Some of these traits are easier to acquire than others. If you are one of those people who can do complex equations in their heads but can’t spot a pickpocket who’s about to steal your wallet, then you might never acquire the kind of “street smarts” that others seem born with. But record-keeping, and hard work, are evidently things that anyone can do if they put their mind to it. As with most things, practice is the key.

Risk intelligence

As I interviewed successful gamblers from around the world, and built up my picture of the characteristics they had in common, I began to wonder if there was a special kind of intelligence for thinking about risk and uncertainty – something that wasn’t captured by traditional IQ tests. I now think that there is such a thing. I call it “risk intelligence.”

Successful Football Gamblers


For some people, the word “intelligence” suggests something innate and unchangeable. You are either born smart or stupid, and there’s not much you can do about it. This may be true for IQ, but it certainly isn’t true for risk intelligence. There are many aspects of risk intelligence that can be improved, given the right practice.
The key words are “the right practice.” This means not just gambling, but doing it systematically and learning from it. There are some people who gamble for years without getting any good at it because they never reflect on their mistakes. To practice gambling properly, you must take a few leaves out the book of the successful gamblers, and imitate their behavior.
These lessons, by the way, also apply to things are not often considered to be “gambling” at all. Decisions about financial investments, for example, or about buying insurance, can benefit as much from good risk intelligence as decisions about which horse to back in a steeplechase.

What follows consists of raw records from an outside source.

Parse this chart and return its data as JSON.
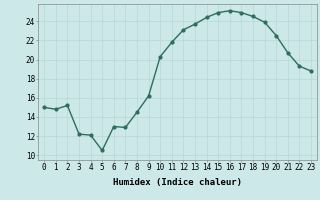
{
  "x": [
    0,
    1,
    2,
    3,
    4,
    5,
    6,
    7,
    8,
    9,
    10,
    11,
    12,
    13,
    14,
    15,
    16,
    17,
    18,
    19,
    20,
    21,
    22,
    23
  ],
  "y": [
    15,
    14.8,
    15.2,
    12.2,
    12.1,
    10.5,
    13.0,
    12.9,
    14.5,
    16.2,
    20.3,
    21.8,
    23.1,
    23.7,
    24.4,
    24.9,
    25.1,
    24.9,
    24.5,
    23.9,
    22.5,
    20.7,
    19.3,
    18.8
  ],
  "line_color": "#2d6e5e",
  "marker": "o",
  "markersize": 2.0,
  "linewidth": 1.0,
  "bg_color": "#cce8e8",
  "grid_color": "#b8d8d8",
  "xlabel": "Humidex (Indice chaleur)",
  "xlim": [
    -0.5,
    23.5
  ],
  "ylim": [
    9.5,
    25.8
  ],
  "yticks": [
    10,
    12,
    14,
    16,
    18,
    20,
    22,
    24
  ],
  "xticks": [
    0,
    1,
    2,
    3,
    4,
    5,
    6,
    7,
    8,
    9,
    10,
    11,
    12,
    13,
    14,
    15,
    16,
    17,
    18,
    19,
    20,
    21,
    22,
    23
  ],
  "xtick_labels": [
    "0",
    "1",
    "2",
    "3",
    "4",
    "5",
    "6",
    "7",
    "8",
    "9",
    "10",
    "11",
    "12",
    "13",
    "14",
    "15",
    "16",
    "17",
    "18",
    "19",
    "20",
    "21",
    "22",
    "23"
  ],
  "xlabel_fontsize": 6.5,
  "tick_fontsize": 5.5
}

Successful Professional Gamblers

The most important thing to start with is to keep records. Each time you bet on a horse race or a football game, or play some hands of blackjack or poker, make a note of how much money you bet, and how much you won and lost. Keep other stats too, such as how long you spent gambling (so you can work out your hourly profit). Many websites can give you tips on what stats to record.

Successful Casino Gamblers


It’s not enough just to keep records; you have to study them too. Expert handicappers don’t stop thinking about a race the moment it is over. Instead, they reanalyze their handicapping after the race, trying to figure out why their predictions were wrong, or why a particular horse's speed was different from what they had predicted.

Learning from mistakes

Few of us make such good use of our mistakes. It requires patience, focus and a resolute determination not to be swayed by what psychologists call 'hindsight bias.' This is the universal tendency to think, when we encounter new information, that we really knew it all along, and to deny ever believing in something when we discover that it isn't true after all. I must admit that this is one of my pet hates.
The saddest consequence of hindsight bias is a diminished capacity for surprise. In order to be surprised, you have to be aware of the mismatch between the evidence in front of you and your previous expectations. If you deceive yourself into thinking that the evidence is, in fact, just what you had expected all along, you won't experience that curious mental jolt, that sense of wonderment at the unforeseen, which is both pleasurable in itself, and absolutely crucial if learning is to take place.
Records are useful here too because they prevent hindsight bias. It’s easy to say you knew it all along if you don’t have any records of your erroneous predictions. But if you’ve written down your estimates and forecasts in advance, you have to accept that you were wrong. And then you can begin to learn.
To conclude, then, successful gamblers share a number of characteristics that distinguish them from other gamblers and indeed from the population at large. These characteristics go a long way to explain their success. By cultivating these characteristics in yourself, you too can become more successful at both gambling and financial investment.
Dylan Evans is the CEO of Projection Point and the author of Risk
Intelligence: How to Live with Uncertainty (2012). He received his PhD from the London School of Economics and has taught at King's College London, the University of Bath, and various other universities around the world.